When I told my friend Megan about the situation, she said it perfectly, “We fight because we care.”
I’m not saying a relationship should be full of battles and contention. But I think that in any normal relationship, there will be disagreements. There will be arguments. The key is to keep the fights healthy – no name calling, no threats, no references to his mother, no cheap shots and no ultimatums. And fight about the topic at hand – do not use one fight to bridge to a million other fights you’ve wanted to have for a long time (this rule can be hard to follow).

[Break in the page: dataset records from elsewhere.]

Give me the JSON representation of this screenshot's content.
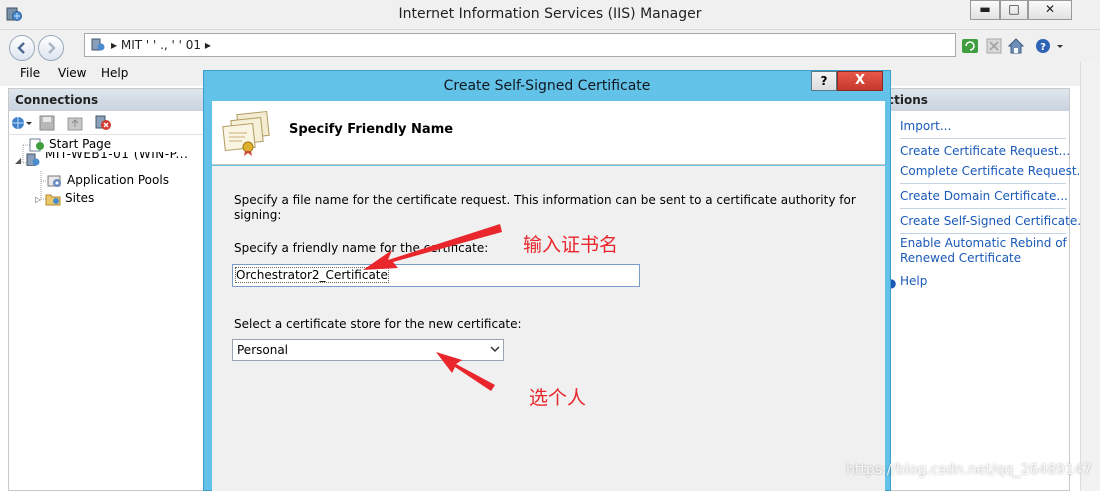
{
  "window": {
    "title": "Internet Information Services (IIS) Manager",
    "minimize_glyph": "▬",
    "maximize_glyph": "□",
    "close_glyph": "✕"
  },
  "address": {
    "path_text": "▸  MIT  ' '   .,  '  ' 01  ▸"
  },
  "menu": {
    "items": [
      "File",
      "View",
      "Help"
    ]
  },
  "connections": {
    "header": "Connections",
    "tree": {
      "start_page": "Start Page",
      "server": "MIT-WEB1-01 (WIN-P...",
      "app_pools": "Application Pools",
      "sites": "Sites"
    }
  },
  "actions": {
    "header": "ctions",
    "items": [
      "Import...",
      "Create Certificate Request...",
      "Complete Certificate Request...",
      "Create Domain Certificate...",
      "Create Self-Signed Certificate...",
      "Enable Automatic Rebind of",
      "Renewed Certificate",
      "Help"
    ]
  },
  "dialog": {
    "title": "Create Self-Signed Certificate",
    "help_button": "?",
    "close_button": "X",
    "heading": "Specify Friendly Name",
    "description_line1": "Specify a file name for the certificate request.  This information can be sent to a certificate authority for",
    "description_line2": "signing:",
    "friendly_label": "Specify a friendly name for the certificate:",
    "friendly_value": "Orchestrator2_Certificate",
    "store_label": "Select a certificate store for the new certificate:",
    "store_value": "Personal"
  },
  "annotations": {
    "friendly_note": "输入证书名",
    "store_note": "选个人",
    "color": "#e8262b"
  },
  "watermark": "https://blog.csdn.net/qq_26489147",
  "colors": {
    "dialog_frame": "#62c2e8",
    "link": "#1a59b8",
    "close_red": "#c4372b"
  }
}
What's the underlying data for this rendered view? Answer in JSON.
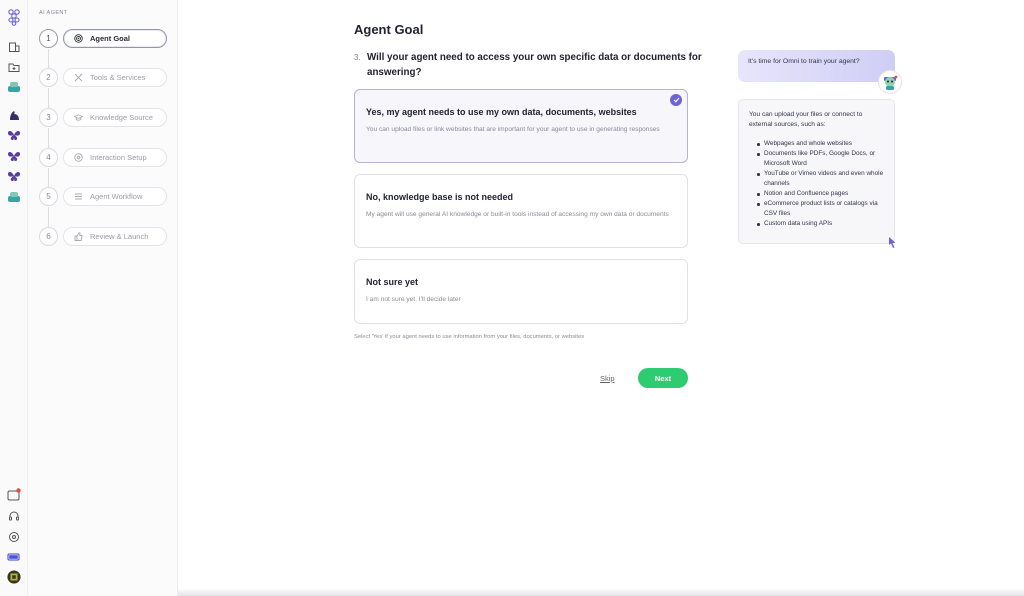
{
  "colors": {
    "accent": "#6c63d9",
    "success": "#2ecc71",
    "border": "#e0e0e8"
  },
  "rail": {
    "icons": [
      "logo-icon",
      "building-icon",
      "folder-plus-icon",
      "bot-icon",
      "muscle-icon",
      "butterfly-icon",
      "butterfly-icon",
      "butterfly-icon",
      "bot-icon"
    ],
    "bottom_icons": [
      "inbox-icon",
      "headset-icon",
      "settings-icon",
      "battery-icon",
      "avatar-icon"
    ]
  },
  "steps": {
    "kicker": "AI AGENT",
    "items": [
      {
        "num": "1",
        "label": "Agent Goal",
        "icon": "target-icon"
      },
      {
        "num": "2",
        "label": "Tools & Services",
        "icon": "tools-icon"
      },
      {
        "num": "3",
        "label": "Knowledge Source",
        "icon": "graduation-cap-icon"
      },
      {
        "num": "4",
        "label": "Interaction Setup",
        "icon": "chat-settings-icon"
      },
      {
        "num": "5",
        "label": "Agent Workflow",
        "icon": "list-icon"
      },
      {
        "num": "6",
        "label": "Review & Launch",
        "icon": "thumbs-up-icon"
      }
    ]
  },
  "main": {
    "title": "Agent Goal",
    "question_number": "3.",
    "question": "Will your agent need to access your own specific data or documents for answering?",
    "options": [
      {
        "title": "Yes, my agent needs to use my own data, documents, websites",
        "desc": "You can upload files or link websites that are important for your agent to use in generating responses",
        "selected": true
      },
      {
        "title": "No, knowledge base is not needed",
        "desc": "My agent will use general AI knowledge or built-in tools instead of accessing my own data or documents",
        "selected": false
      },
      {
        "title": "Not sure yet",
        "desc": "I am not sure yet. I'll decide later",
        "selected": false
      }
    ],
    "hint": "Select 'Yes' if your agent needs to use information from your files, documents, or websites",
    "skip_label": "Skip",
    "next_label": "Next"
  },
  "tips": {
    "bubble": "It's time for Omni to train your agent?",
    "intro": "You can upload your files or connect to external sources, such as:",
    "items": [
      "Webpages and whole websites",
      "Documents like PDFs, Google Docs, or Microsoft Word",
      "YouTube or Vimeo videos and even whole channels",
      "Notion and Confluence pages",
      "eCommerce product lists or catalogs via CSV files",
      "Custom data using APIs"
    ]
  }
}
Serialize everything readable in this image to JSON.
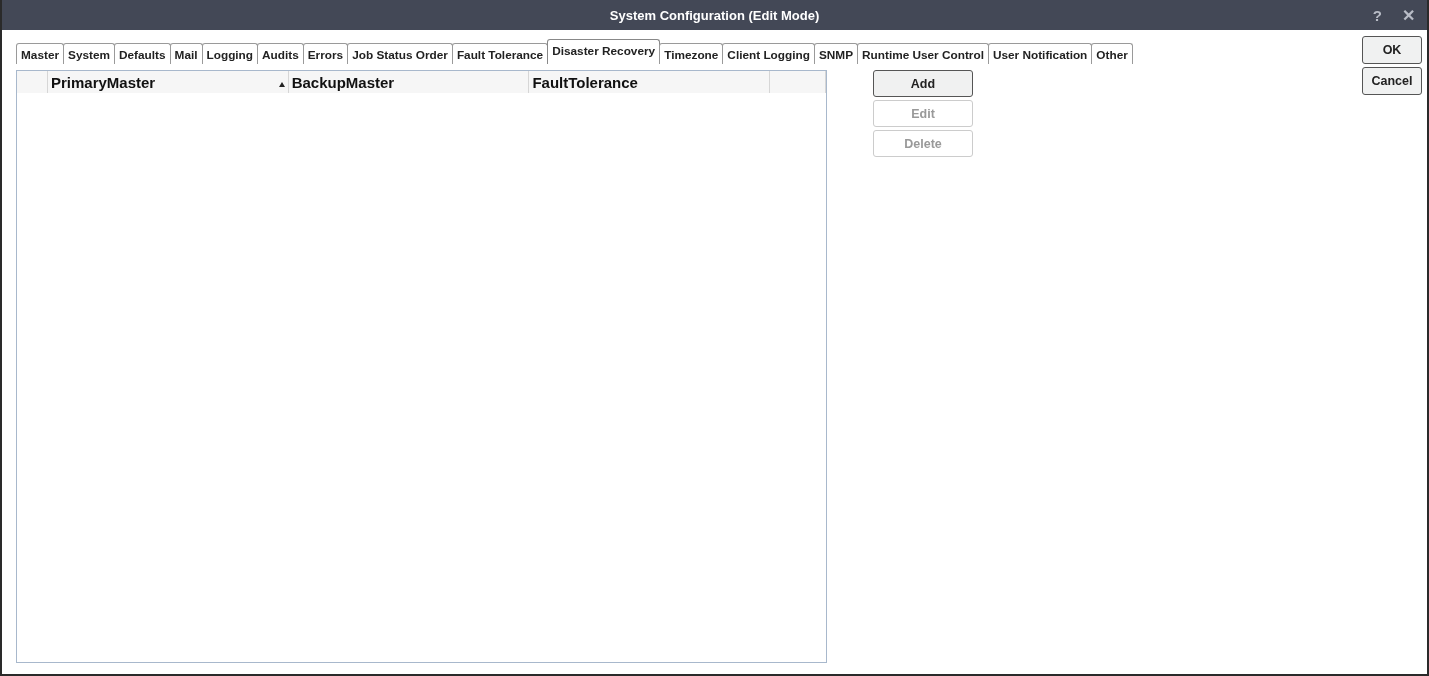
{
  "window": {
    "title": "System Configuration (Edit Mode)",
    "help": "?",
    "close": "✕"
  },
  "tabs": [
    {
      "label": "Master",
      "selected": false
    },
    {
      "label": "System",
      "selected": false
    },
    {
      "label": "Defaults",
      "selected": false
    },
    {
      "label": "Mail",
      "selected": false
    },
    {
      "label": "Logging",
      "selected": false
    },
    {
      "label": "Audits",
      "selected": false
    },
    {
      "label": "Errors",
      "selected": false
    },
    {
      "label": "Job Status Order",
      "selected": false
    },
    {
      "label": "Fault Tolerance",
      "selected": false
    },
    {
      "label": "Disaster Recovery",
      "selected": true
    },
    {
      "label": "Timezone",
      "selected": false
    },
    {
      "label": "Client Logging",
      "selected": false
    },
    {
      "label": "SNMP",
      "selected": false
    },
    {
      "label": "Runtime User Control",
      "selected": false
    },
    {
      "label": "User Notification",
      "selected": false
    },
    {
      "label": "Other",
      "selected": false
    }
  ],
  "table": {
    "columns": [
      {
        "label": "PrimaryMaster",
        "sorted_ascending": true
      },
      {
        "label": "BackupMaster",
        "sorted_ascending": false
      },
      {
        "label": "FaultTolerance",
        "sorted_ascending": false
      }
    ]
  },
  "actions": [
    {
      "label": "Add",
      "disabled": false
    },
    {
      "label": "Edit",
      "disabled": true
    },
    {
      "label": "Delete",
      "disabled": true
    }
  ],
  "dialog_buttons": [
    "OK",
    "Cancel"
  ]
}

In relationships, there are often patterns in what we fight about. My ex fiancé and I had a few patterns during our seven years together. For a few years, we mostly fought about my trust issues and the little lies here and there in which I caught him (ironic, huh?). Then toward the end, when we were planning to get married, we fought about money. We had some very different viewpoints about how to spend money – he was a spender, and I was a saver. My point is, looking back, I can clearly see the patterns.
I’m beginning to see a pattern with Chef and me: We argue about the time we have together and his work schedule. It’s not so much that we fight because I’m upset that we don’t have enough time together. In fact, I’m happy with the amount of time we have together. I get upset about how he doesn’t meet the expectations he sets with me about the time we have together. If you aren’t going to be at my house until 4, don’t tell me you’ll be there at 12. Just tell me 4. If I come to your bar on New Year’s Eve and you’ve promised we’ll spend lots of time together, even though you have to work “some,” expect that I’ll be upset when we only spend 20 minutes together the whole night. Especially when I cancelled other plans to be there with you. Those are the things Chef and I fight about.
I don’t think this is unusual. Most people have patterns in their fighting. The same old issues come up again and again. I’ve heard it said that the common causes of divorce are disagreements over sex, money and how to raise the children. You can probably add Facebook to that list, as lawyers say that Facebook is being noted in one in five online divorce petitions.
Do you have patterns in the way you fight and what you fight about? How can you break those patterns once they’ve been established? Are there any things you do in a fight that you’d like to change? I’d love to hear what you guys think!